The skill system I've been hammering out is broken up thusly:
-Weapon Arts, which are exactly what they sound like. A PC has to have the specified weapon type equipped in order to use these. These are projected to use HP to activate. In the project currently under discussion, physical fighters will typically have six WAs each from two separate weapon classes.
-Spell lists are broken up into Magic and Prayer. Magic is mostly about inconveniencing your adversaries; Prayer is predominantly about helping your friends. This is both a reflection of how spellcasting is organized socially in-world and a quick way for the player to infer what general purpose a new casting PC serves just by checking which school of casting they have. In the project currently under discussion, dedicated casters have spell lists capped at 16 for comprehensibility (and, again, this is about the breadth of a 10th-level d20 caster's spell selection). Spell lists per PC are heavily themed.
-Perform exists because music is key (more fundamentally,
language is key in-context to the functioning of anything magic). One song can be active on the party at a time; once activated, it will remain in effect until battle ends, the performer dies, or another song is started by the same or any other PC; characters who die and are rezzed mid-fight should resume benefiting from the effect of an already active song. I approach the mechanical effects of these by thinking of them as buffs that might plausibly derive from morale boosts; they should be about on the scale of impact, probably not as much as a spell, but also without a spell's expiration date. Unsure if used in project currently under discussion, probably not yet; due to only one ever being active at a time, it would make sense for any performer to have only a modest selection of options here. Huge opportunity for flavor dumps when used, though.
-Personal Skills are basically limits and run off of TP. Unsure if they'll break down squarely along 25/50/75/100 lines for everyone, but the idea is that everyone has four.
I try not to have any given PC draw from more than two of the Weapon Art/Magic/Prayer/Perform categories, because I figure that Too Many Menus is likely to ensue. For all of those, human enemies will also draw from many of the same skill pools. This is principally to convey that there are common schools and traditions of combat and casting that a broad cross section of people draws from in-context, but it's also easier for a player to grasp what a new PC or enemy is doing if their skillset looks like it's built out of something they're already at least somewhat familiar with.
In this project, when we're talking about 15-25 skills per PC, what we're practically looking at in a combat menu is that total split up: for physical fighters usually 12x WA + 4x PS (WAs likely 6-6 split between two weapon types, maybe 8-4 for some PCs); dedicated casters 16x spell usually under a single school (this is the part I worry about being visually unwieldy) + 4x PS, a few with a handful of WAs for backup (or if it just makes enough plot/character sense).

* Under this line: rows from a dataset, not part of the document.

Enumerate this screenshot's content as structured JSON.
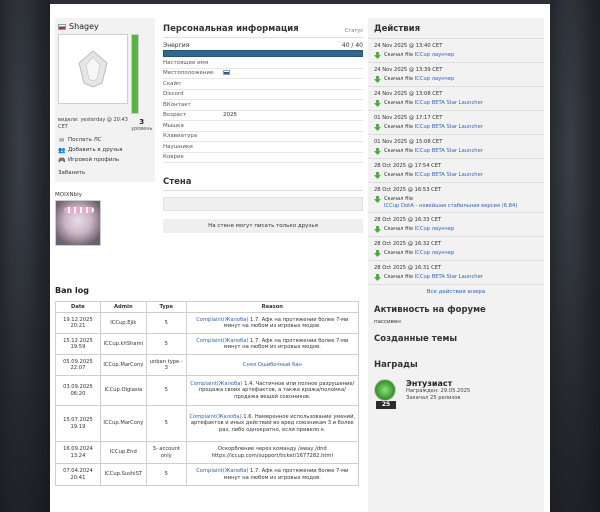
{
  "profile": {
    "name": "Shagey",
    "seen": "видели: yesterday @ 20:43 CET",
    "level": "3",
    "level_label": "уровень",
    "energy_fraction": 1.0,
    "links": [
      {
        "label": "Послать ЛС",
        "icon": "mail-icon"
      },
      {
        "label": "Добавить в друзья",
        "icon": "add-friend-icon"
      },
      {
        "label": "Игровой профиль",
        "icon": "game-profile-icon"
      }
    ],
    "ban_label": "Забанить"
  },
  "friend": {
    "name": "MOIXNbIy"
  },
  "info": {
    "title": "Персональная информация",
    "status_label": "Статус",
    "energy_label": "Энергия",
    "energy_value": "40 / 40",
    "rows": [
      {
        "key": "Настоящее имя",
        "value": ""
      },
      {
        "key": "Местоположение",
        "value": ""
      },
      {
        "key": "Скайп",
        "value": ""
      },
      {
        "key": "Discord",
        "value": ""
      },
      {
        "key": "ВКонтакт",
        "value": ""
      },
      {
        "key": "Возраст",
        "value": "2025"
      },
      {
        "key": "Мышка",
        "value": ""
      },
      {
        "key": "Клавиатура",
        "value": ""
      },
      {
        "key": "Наушники",
        "value": ""
      },
      {
        "key": "Коврик",
        "value": ""
      }
    ]
  },
  "wall": {
    "title": "Стена",
    "message": "На стене могут писать только друзья"
  },
  "banlog": {
    "title": "Ban log",
    "headers": [
      "Date",
      "Admin",
      "Type",
      "Reason"
    ],
    "rows": [
      {
        "date": "19.12.2025 20:21",
        "admin": "ICCup.Ejik",
        "type": "5",
        "link": "Complaint(Жалоба)",
        "reason": " 1.7. Афк на протяжении более 7-ми минут на любом из игровых модов."
      },
      {
        "date": "15.12.2025 19:59",
        "admin": "ICCup.khShami",
        "type": "5",
        "link": "Complaint(Жалоба)",
        "reason": " 1.7. Афк на протяжении более 7-ми минут на любом из игровых модов."
      },
      {
        "date": "05.09.2025 22:07",
        "admin": "ICCup.MarCony",
        "type": "unban type - 3",
        "link": "Снял Ошибочный бан",
        "reason": ""
      },
      {
        "date": "03.09.2025 06:20",
        "admin": "ICCup.Olgiasia",
        "type": "5",
        "link": "Complaint(Жалоба)",
        "reason": " 1.4. Частичное или полное разрушение/продажа своих артефактов, а также кража/поломка/продажа вещей союзников."
      },
      {
        "date": "15.07.2025 19:19",
        "admin": "ICCup.MarCony",
        "type": "5",
        "link": "Complaint(Жалоба)",
        "reason": " 1.6. Намеренное использование умений, артефактов и иных действий во вред союзникам 3 и более раз, либо однократно, если привело к."
      },
      {
        "date": "16.09.2024 13:24",
        "admin": "ICCup.End",
        "type": "3- account only",
        "link": "",
        "reason": "Оскорбление через команду /away /dnd https://iccup.com/support/ticket/1677282.html"
      },
      {
        "date": "07.04.2024 20:41",
        "admin": "ICCup.SushiST",
        "type": "5",
        "link": "Complaint(Жалоба)",
        "reason": " 1.7. Афк на протяжении более 7-ми минут на любом из игровых модов."
      }
    ]
  },
  "actions": {
    "title": "Действия",
    "items": [
      {
        "date": "24 Nov 2025 @ 13:40 CET",
        "prefix": "Скачал file",
        "file": "ICCup лаунчер"
      },
      {
        "date": "24 Nov 2025 @ 13:39 CET",
        "prefix": "Скачал file",
        "file": "ICCup лаунчер"
      },
      {
        "date": "24 Nov 2025 @ 13:08 CET",
        "prefix": "Скачал file",
        "file": "ICCup BETA Star Launcher"
      },
      {
        "date": "01 Nov 2025 @ 17:17 CET",
        "prefix": "Скачал file",
        "file": "ICCup BETA Star Launcher"
      },
      {
        "date": "01 Nov 2025 @ 15:08 CET",
        "prefix": "Скачал file",
        "file": "ICCup BETA Star Launcher"
      },
      {
        "date": "28 Oct 2025 @ 17:54 CET",
        "prefix": "Скачал file",
        "file": "ICCup BETA Star Launcher"
      },
      {
        "date": "28 Oct 2025 @ 16:53 CET",
        "prefix": "Скачал file",
        "file": "ICCup DotA - новейшая стабильная версия (6.84)"
      },
      {
        "date": "28 Oct 2025 @ 16:33 CET",
        "prefix": "Скачал file",
        "file": "ICCup лаунчер"
      },
      {
        "date": "28 Oct 2025 @ 16:32 CET",
        "prefix": "Скачал file",
        "file": "ICCup лаунчер"
      },
      {
        "date": "28 Oct 2025 @ 16:31 CET",
        "prefix": "Скачал file",
        "file": "ICCup BETA Star Launcher"
      }
    ],
    "all_label": "Все действия юзера"
  },
  "forum": {
    "title": "Активность на форуме",
    "text": "пассивен"
  },
  "topics": {
    "title": "Созданные темы"
  },
  "awards": {
    "title": "Награды",
    "name": "Энтузиаст",
    "number": "25",
    "line1": "Награжден: 29.05.2025",
    "line2": "Закачал 25 релизов"
  },
  "colors": {
    "link": "#2f63b8",
    "energy": "#2d6a8e",
    "download": "#4aa93a"
  }
}
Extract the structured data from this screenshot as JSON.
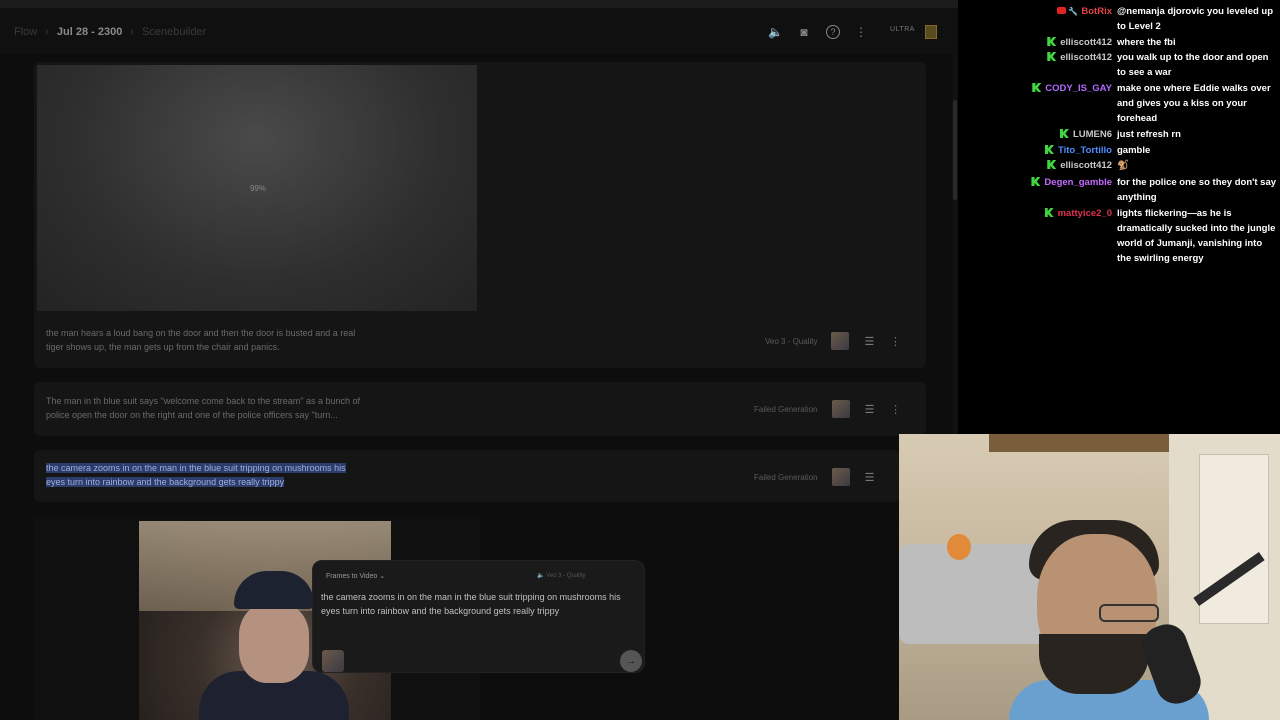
{
  "header": {
    "breadcrumb_root": "Flow",
    "breadcrumb_project": "Jul 28 - 2300",
    "breadcrumb_tab": "Scenebuilder",
    "ultra_badge": "ULTRA",
    "icons": [
      "speaker-icon",
      "discord-icon",
      "help-icon",
      "more-icon"
    ]
  },
  "cards": [
    {
      "progress": "99%",
      "prompt": "the man hears a loud bang on the door and then the door is busted and a real tiger shows up, the man gets up from the chair and panics.",
      "model": "Veo 3 - Quality"
    },
    {
      "prompt": "The man in th blue suit says \"welcome come back to the stream\" as a bunch of police open the door on the right and one of the police officers say \"turn...",
      "status": "Failed Generation"
    },
    {
      "prompt_line1": "the camera zooms in on the man in the blue suit tripping on mushrooms his",
      "prompt_line2": "eyes turn into rainbow and the background gets really trippy",
      "status": "Failed Generation"
    }
  ],
  "composer": {
    "mode": "Frames to Video",
    "model": "Veo 3 - Quality",
    "text": "the camera zooms in on the man in the blue suit tripping on mushrooms his eyes turn into rainbow and the background gets really trippy",
    "send_icon": "arrow-right-icon"
  },
  "chat": [
    {
      "user": "BotRix",
      "color": "#e04545",
      "badges": [
        "youtube",
        "wrench"
      ],
      "text": "@nemanja djorovic you leveled up to Level 2"
    },
    {
      "user": "elliscott412",
      "color": "#c8c8c8",
      "badges": [
        "kick"
      ],
      "text": "where the fbi"
    },
    {
      "user": "elliscott412",
      "color": "#c8c8c8",
      "badges": [
        "kick"
      ],
      "text": "you walk up to the door and open to see a war"
    },
    {
      "user": "CODY_IS_GAY",
      "color": "#b36bff",
      "badges": [
        "kick"
      ],
      "text": "make one where Eddie walks over and gives you a kiss on your forehead"
    },
    {
      "user": "LUMEN6",
      "color": "#c8c8c8",
      "badges": [
        "kick"
      ],
      "text": "just refresh rn"
    },
    {
      "user": "Tito_Tortillo",
      "color": "#4f8cff",
      "badges": [
        "kick"
      ],
      "text": "gamble"
    },
    {
      "user": "elliscott412",
      "color": "#c8c8c8",
      "badges": [
        "kick"
      ],
      "text": "🐒"
    },
    {
      "user": "Degen_gamble",
      "color": "#c46bff",
      "badges": [
        "kick"
      ],
      "text": "for the police one so they don't say anything"
    },
    {
      "user": "mattyice2_0",
      "color": "#e03050",
      "badges": [
        "kick"
      ],
      "text": "lights flickering—as he is dramatically sucked into the jungle world of Jumanji, vanishing into the swirling energy"
    }
  ]
}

(Individual PCs will also have their own handful of flavorful passive traits, for sure--elemental or status weaknesses or resists, other esoteric stuff just for example--but I consider that separate from the skill system. Traits are things you look at in a menu, skills are things you actively use in battle. I haven't figured out where in the MV engine I can
display things like elemental and status resists, but I would like them to be easily visible. See same maxim: the player should be as completely informed as possible about the tools available to them.)
Tallying all that up, I can see it being a lot to memorize and keep track of. But to your question of "Is this likely intended for an audience of people comfortable with somewhat imposing mechanical breadth?" I'd always assumed that anyone would have to be goddamn weird to put up with me or anything I made in the first place.